MHD plasma stabilization in a chain of axisymmetric adiabatic open mirror cells

Abstract

Conditions for convective plasma instability in a chain of axisymmetric adiabatic mirror cells with different signs of magnetic field curvature are analyzed. The boundaries of the region that can be occupied by a stable hollow plasma in a system of two connected cells—a nonparaxial simple mirror cell and a semicusp—are determined, as well as the interval of allowed values of the ratio between the pressures in the cells. Because of the large magnetic field curvature in the component cells, the safety factor that is achieved at both—external and internal—plasma boundaries in accordance with the average min-B principle can be high. It is assumed that the unperturbed pressure in each cell is almost isotropic, in which case the mirror ratio should necessarily be large.

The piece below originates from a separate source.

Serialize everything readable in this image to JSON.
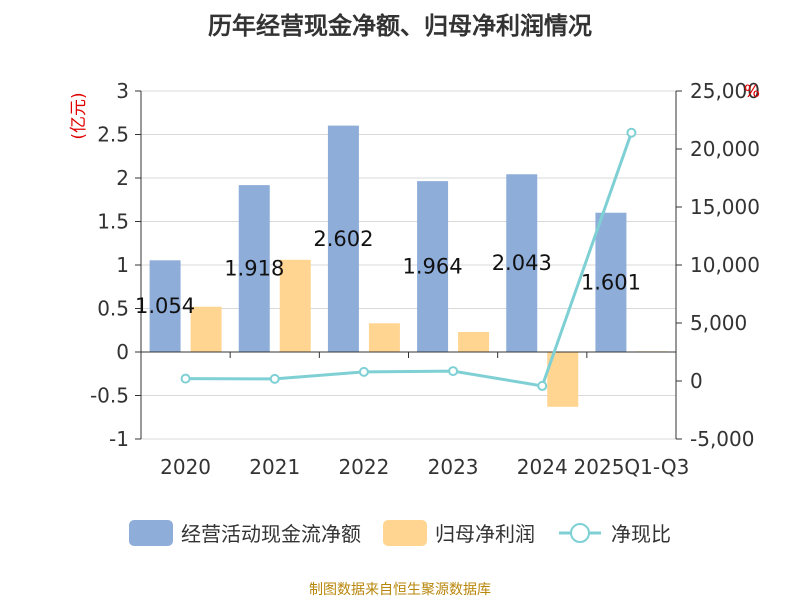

A key role in the stability of the plasma is played by its compressibility. A comparison is made between the conditions for complete plasma stabilization against arbitrary perturbations and the conditions for stability of individual cells against the global mode. The stability of the cells against the global mode is sufficient, but not necessary, for stabilizing the chain. The analysis is done by using orthogonal coordinates associated with the unperturbed magnetic field (flux variables). Numerical simulations were carried out for nonparaxial cells from a certain three-parameter family.